Boris Johnson: “I knew him at school, so I remember this dishevelled, large, beefy rugby player… The fact that he speaks freely and openly is a great thing, because we’ve all got too controlled by fear of saying something politically incorrect, or whatever. And Boris has no fear about that.”

Past Conservative Prime Ministers: “The Conservative Party’s brilliance over centuries has been to change to reflect society. Disraeli understood the conservatism of the suburbs, Peel understand that there was a growing urban population and we had to repeal the corn laws, Salisbury understood the importance of patriotism, Churchill understood the importance of home ownership, Mrs Thatcher understood the importance of giving trade unions back to their members. It’s always been about change.”

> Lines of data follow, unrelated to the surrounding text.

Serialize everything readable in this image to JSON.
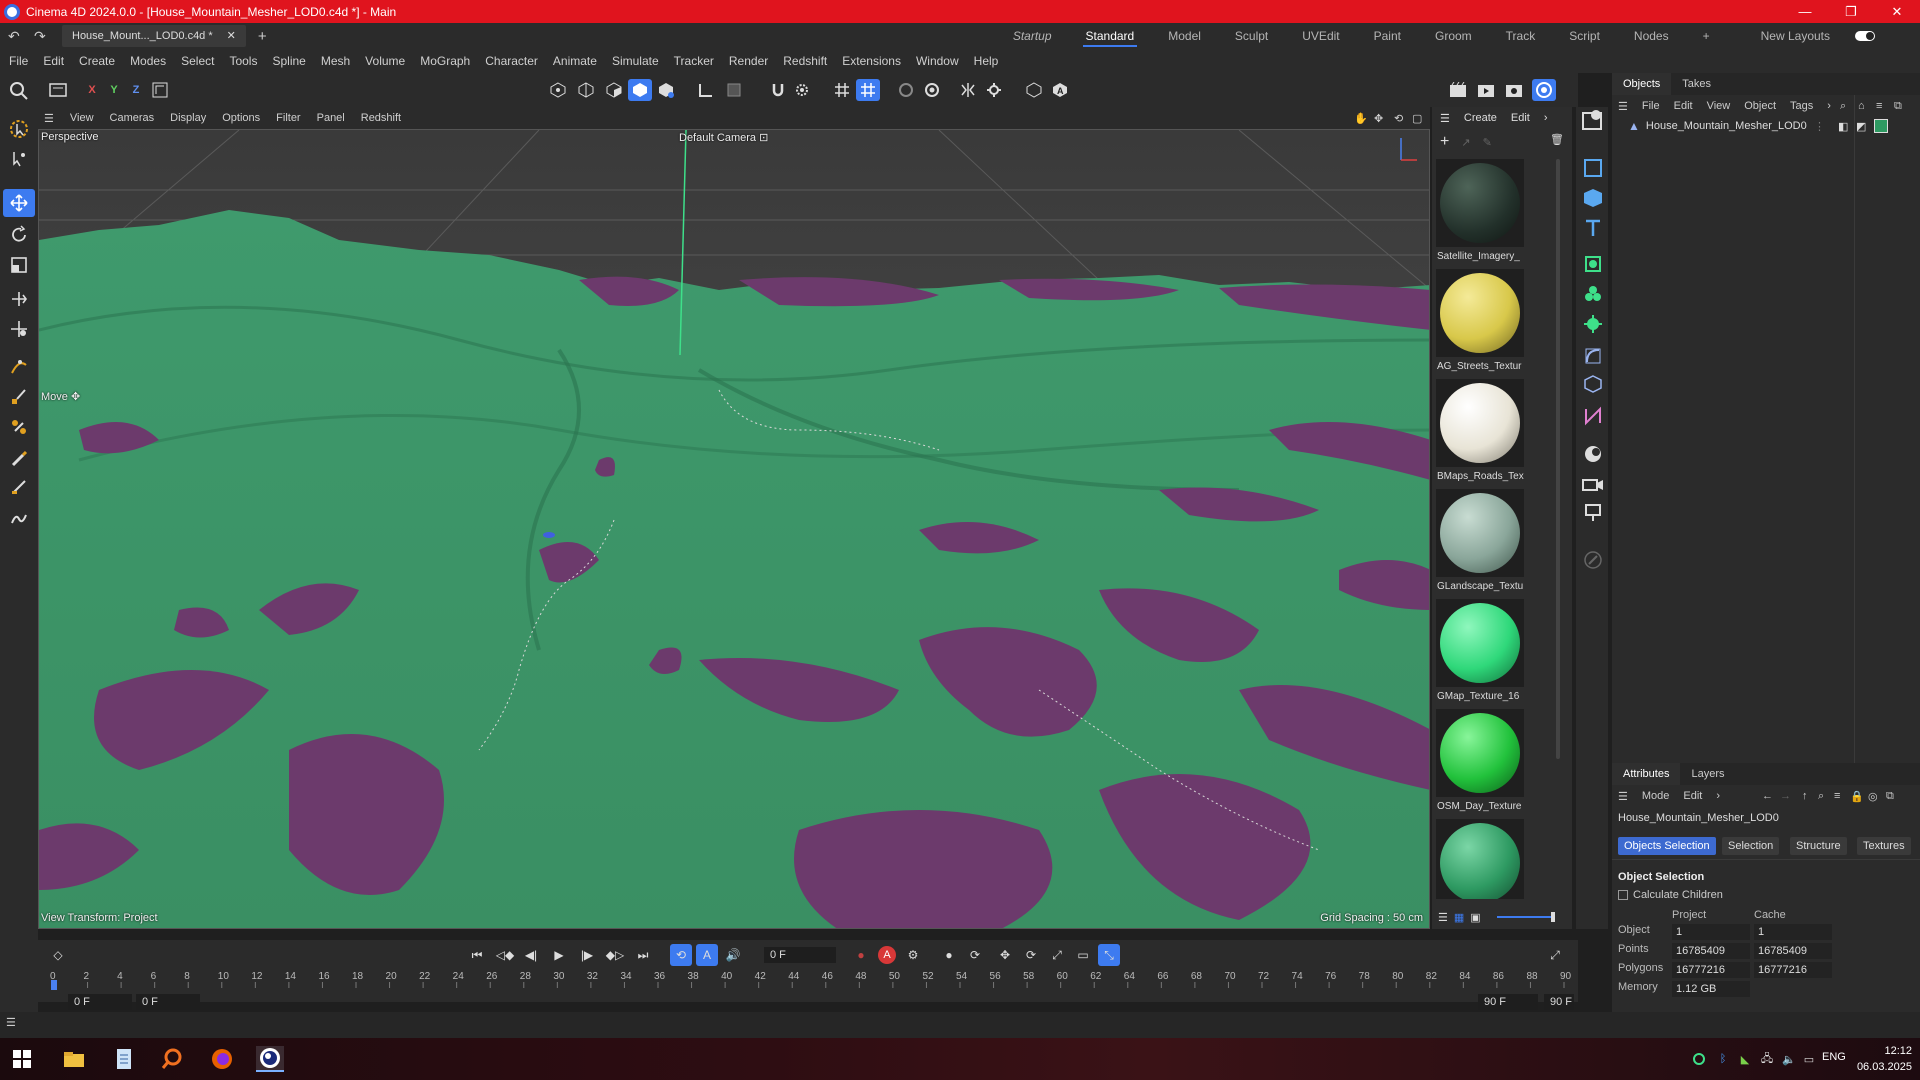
{
  "window": {
    "title": "Cinema 4D 2024.0.0 - [House_Mountain_Mesher_LOD0.c4d *] - Main",
    "minimize": "—",
    "restore": "❐",
    "close": "✕"
  },
  "tabs": {
    "document_tab": "House_Mount..._LOD0.c4d *",
    "document_close": "✕",
    "new_tab": "+",
    "layouts": [
      "Startup",
      "Standard",
      "Model",
      "Sculpt",
      "UVEdit",
      "Paint",
      "Groom",
      "Track",
      "Script",
      "Nodes"
    ],
    "active_layout": "Standard",
    "add_layout": "+",
    "new_layouts": "New Layouts"
  },
  "menu": [
    "File",
    "Edit",
    "Create",
    "Modes",
    "Select",
    "Tools",
    "Spline",
    "Mesh",
    "Volume",
    "MoGraph",
    "Character",
    "Animate",
    "Simulate",
    "Tracker",
    "Render",
    "Redshift",
    "Extensions",
    "Window",
    "Help"
  ],
  "axis_lock": {
    "x": "X",
    "y": "Y",
    "z": "Z"
  },
  "viewport": {
    "menu": [
      "View",
      "Cameras",
      "Display",
      "Options",
      "Filter",
      "Panel",
      "Redshift"
    ],
    "view_name": "Perspective",
    "camera": "Default Camera",
    "camera_icon": "⊡",
    "tool_label": "Move",
    "tool_icon": "✥",
    "transform_label": "View Transform: Project",
    "grid_spacing": "Grid Spacing : 50 cm"
  },
  "materials": {
    "menu": [
      "Create",
      "Edit"
    ],
    "more": "›",
    "items": [
      {
        "name": "Satellite_Imagery_",
        "color": "#2a3a30"
      },
      {
        "name": "AG_Streets_Textur",
        "color": "#d8c84a"
      },
      {
        "name": "BMaps_Roads_Tex",
        "color": "#e8e4d6"
      },
      {
        "name": "GLandscape_Textu",
        "color": "#8aa69a"
      },
      {
        "name": "GMap_Texture_16",
        "color": "#2fd87a"
      },
      {
        "name": "OSM_Day_Texture",
        "color": "#22c23c"
      },
      {
        "name": "",
        "color": "#2e9a62"
      }
    ]
  },
  "objects_panel": {
    "tabs": [
      "Objects",
      "Takes"
    ],
    "menu": [
      "File",
      "Edit",
      "View",
      "Object",
      "Tags"
    ],
    "more": "›",
    "object_name": "House_Mountain_Mesher_LOD0"
  },
  "attributes": {
    "tabs": [
      "Attributes",
      "Layers"
    ],
    "menu": [
      "Mode",
      "Edit"
    ],
    "more": "›",
    "object_name": "House_Mountain_Mesher_LOD0",
    "buttons": [
      "Objects Selection",
      "Selection",
      "Structure",
      "Textures"
    ],
    "section": "Object Selection",
    "checkbox": "Calculate Children",
    "col_project": "Project",
    "col_cache": "Cache",
    "rows": [
      {
        "label": "Object",
        "project": "1",
        "cache": "1"
      },
      {
        "label": "Points",
        "project": "16785409",
        "cache": "16785409"
      },
      {
        "label": "Polygons",
        "project": "16777216",
        "cache": "16777216"
      },
      {
        "label": "Memory",
        "project": "1.12 GB",
        "cache": ""
      }
    ]
  },
  "timeline": {
    "current_frame": "0 F",
    "start_frame": "0 F",
    "start_frame2": "0 F",
    "end_frame": "90 F",
    "end_frame2": "90 F",
    "ticks": [
      "0",
      "2",
      "4",
      "6",
      "8",
      "10",
      "12",
      "14",
      "16",
      "18",
      "20",
      "22",
      "24",
      "26",
      "28",
      "30",
      "32",
      "34",
      "36",
      "38",
      "40",
      "42",
      "44",
      "46",
      "48",
      "50",
      "52",
      "54",
      "56",
      "58",
      "60",
      "62",
      "64",
      "66",
      "68",
      "70",
      "72",
      "74",
      "76",
      "78",
      "80",
      "82",
      "84",
      "86",
      "88",
      "90"
    ]
  },
  "taskbar": {
    "language": "ENG",
    "time": "12:12",
    "date": "06.03.2025"
  },
  "colors": {
    "accent": "#3d7bf0",
    "title_red": "#e0141e",
    "terrain_green": "#3e9a6a",
    "terrain_purple": "#6c3a6c"
  }
}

Margaret Thatcher: “If you grew up under Thatcher, you either thought she was doing the wrong thing or she was doing the right thing and I thought she was doing the right thing… Just as Thatcher said own your council house, so we should be saying have more choice over the school your kids go to or the hospital you get treated at, or own shares in the firm you work for… I’m going to be as radical a social reformer as Mrs Thatcher was an economic reformer, and radical social reform is what this country needs right now.”

Iain Duncan Smith: “I voted for him in the membership ballot, although Samantha favoured Clarke. No one really knew much about him really, and, as you say, it wasn’t a very happy period, we weren’t making any headway. However, Iain was making very strong points about social breakdown, which is something he’s been working on every since and is doing work on that now for us – it’s right at the heart of our plans.”

Cameron_in_parliament Tony Blair: “Tony Blair was a great campaigner, he was a great party leader, but he didn’t really know what he wanted to change in health, in education, in crime, in policing, when he first came in. By the end he was beginning to get an idea, but when he first came in I don’t think he had a clue… What matters is that the things you do in the short term don’t undermine what you have planned for the long term. And I think that was Blair’s great failing.”

George W. Bush: “He has thought about some of the most important issues of our time and has a very intelligent and conviction-driven view of them… I think if you look at what he’s done in terms of AIDS in Africa it is truly remarkable… I remember going to an AIDS clinic where every last drug had been paid for by the US because of Bush’s initiative… Bush has been a disaster on the environment.”

John McCain: “I’m a huge fan of John McCain and think he would make a great President…”

Barack Obama: “[T]here is a lot more substance in what he says, in the answers he gives to questions, than perhaps the media give him credit for… I thought it was a terrific speech [denouncing Rev. Wright], but I suppose he didn’t do enough, with respect to the pastor, to distance himself.”